C’est un phénomène peu connu mais bien réel : le harcèlement sexuel des médecins par les patients. Si l’Organisation mondiale de la santé (OMS) a montré que 12 % des agents de santé ont déjà été victimes de harcèlement sexuel au travail, aucune étude mondiale sur le harcèlement sexuel des patients à l’encontre des médecins n’avait encore été menée.
Une équipe de chercheurs, coordonnée par le Dr Caroline Kamau-Mitchell, enseignante-chercheuse à Londres – spécialisée dans la santé des médecins au travail –, s’est penchée sur la question, au travers d’une méta-analyse mondiale portant sur sept pays et plus de 19 000 médecins de toutes les spécialités, travaillant à l’hôpital, en clinique et en ville. L’étude ne contient pas de référence explicite à la France.
Les femmes médecins particulièrement exposées
Publiée début septembre dans la revue Internal Medicine Journal (IMJ), l'étude, qui compile 22 publications, est sans appel : près de la moitié des médecins (45 %) ont été victimes de harcèlement sexuel par des patients à un moment donné dans leur carrière.
Les femmes médecins sont particulièrement exposées. Ainsi, 52,2 % d'entre elles ont déjà subi du harcèlement sexuel de la part de patients, contre 34,4 % des hommes. Selon l'étude, « le pourcentage de médecins victimes de harcèlement sexuel de la part de patients est le plus élevé au Royaume-Uni, suivi du Canada, de l'Australie, des États-Unis, d'Israël, de l'Allemagne et enfin de la Malaisie ».
Les formes de harcèlement rencontrées sont multiples : blagues à connotation sexuelle, invitations à sortir, messages ou lettres « romantiques », mains baladeuses, érections non dissimulées ou encore commentaires inappropriés lors d'examens physiques.
Déficit de sécurité
Sans grande surprise, ces expériences de harcèlement sexuel entraînent un « sentiment d'insécurité physique chez les médecins ». Pour se protéger, certains installent des systèmes de vidéosurveillance ou ferment à clé leur cabinet. Une étude australienne citée dans la méta-analyse révèle que certains médecins harcelés sexuellement adoptent des précautions supplémentaires, comme un comportement plus formel avec les patients concernés. Dans les cas les plus graves, ces expériences traumatisantes poussent certains praticiens à changer de profession.
Face à ce fléau, les auteurs appellent les décideurs politiques à reconnaître l'ampleur du problème et à agir en conséquence. Comme le préconise l’OMS, le harcèlement sexuel doit être classé comme un risque professionnel majeur, soutiennent les auteurs. Il est également crucial d'explorer et de généraliser des mesures de sécurité pour les médecins, telles que la vidéosurveillance, les boutons d'alarme et l'éducation des patients.
Aller plus loin dans la recherche
Enfin, les auteurs recommandent d'approfondir la recherche sur un sujet encore peu exploré : l'incidence du viol parmi les médecins. « Les recherches futures devraient explorer sa prévalence et déterminer si les expériences de harcèlement sexuel rendent les médecins inquiets quant à une possible escalade des patients vers le viol, le harcèlement obsessionnel ou la violence », lit-on.

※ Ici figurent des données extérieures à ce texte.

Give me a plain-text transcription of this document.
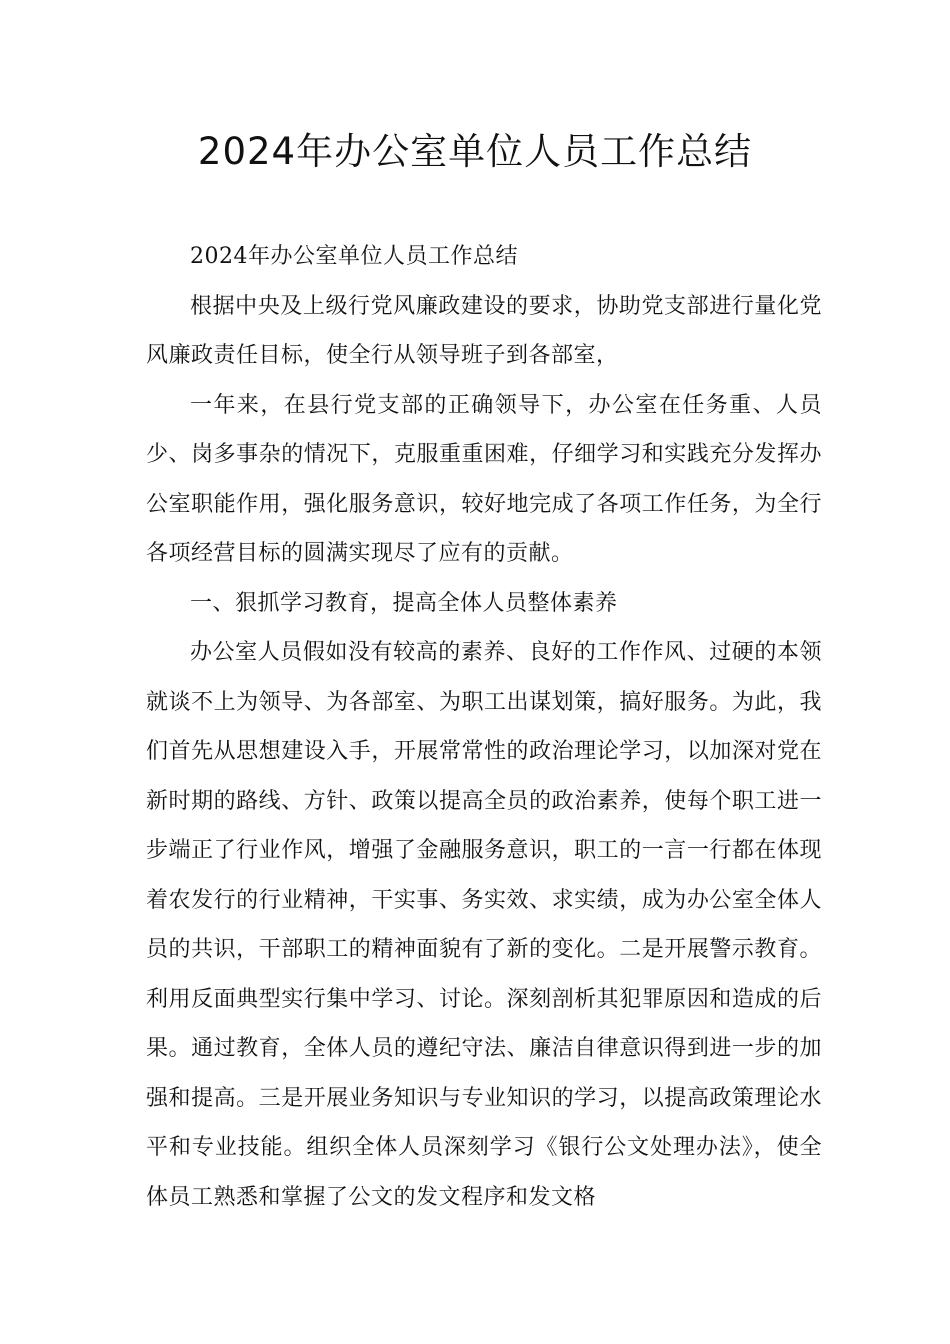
2024年办公室单位人员工作总结

2024年办公室单位人员工作总结

根据中央及上级行党风廉政建设的要求，协助党支部进行量化党风廉政责任目标，使全行从领导班子到各部室，

一年来，在县行党支部的正确领导下，办公室在任务重、人员少、岗多事杂的情况下，克服重重困难，仔细学习和实践充分发挥办公室职能作用，强化服务意识，较好地完成了各项工作任务，为全行各项经营目标的圆满实现尽了应有的贡献。

一、狠抓学习教育，提高全体人员整体素养

办公室人员假如没有较高的素养、良好的工作作风、过硬的本领就谈不上为领导、为各部室、为职工出谋划策，搞好服务。为此，我们首先从思想建设入手，开展常常性的政治理论学习，以加深对党在新时期的路线、方针、政策以提高全员的政治素养，使每个职工进一步端正了行业作风，增强了金融服务意识，职工的一言一行都在体现着农发行的行业精神，干实事、务实效、求实绩，成为办公室全体人员的共识，干部职工的精神面貌有了新的变化。二是开展警示教育。利用反面典型实行集中学习、讨论。深刻剖析其犯罪原因和造成的后果。通过教育，全体人员的遵纪守法、廉洁自律意识得到进一步的加强和提高。三是开展业务知识与专业知识的学习，以提高政策理论水平和专业技能。组织全体人员深刻学习《银行公文处理办法》，使全体员工熟悉和掌握了公文的发文程序和发文格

Une recommandation qui fait tristement écho au meurtre et au viol d’une interne de médecine générale de 31 ans dans un hôpital public de la ville de Calcutta, en Inde. Fin août, cet évènement tragique avait ébranlé le pays : des dizaines de milliers d'Indiens avaient manifesté pour protester contre le manque de sécurité à la suite d’un appel à la mobilisation d’associations de médecins indiens.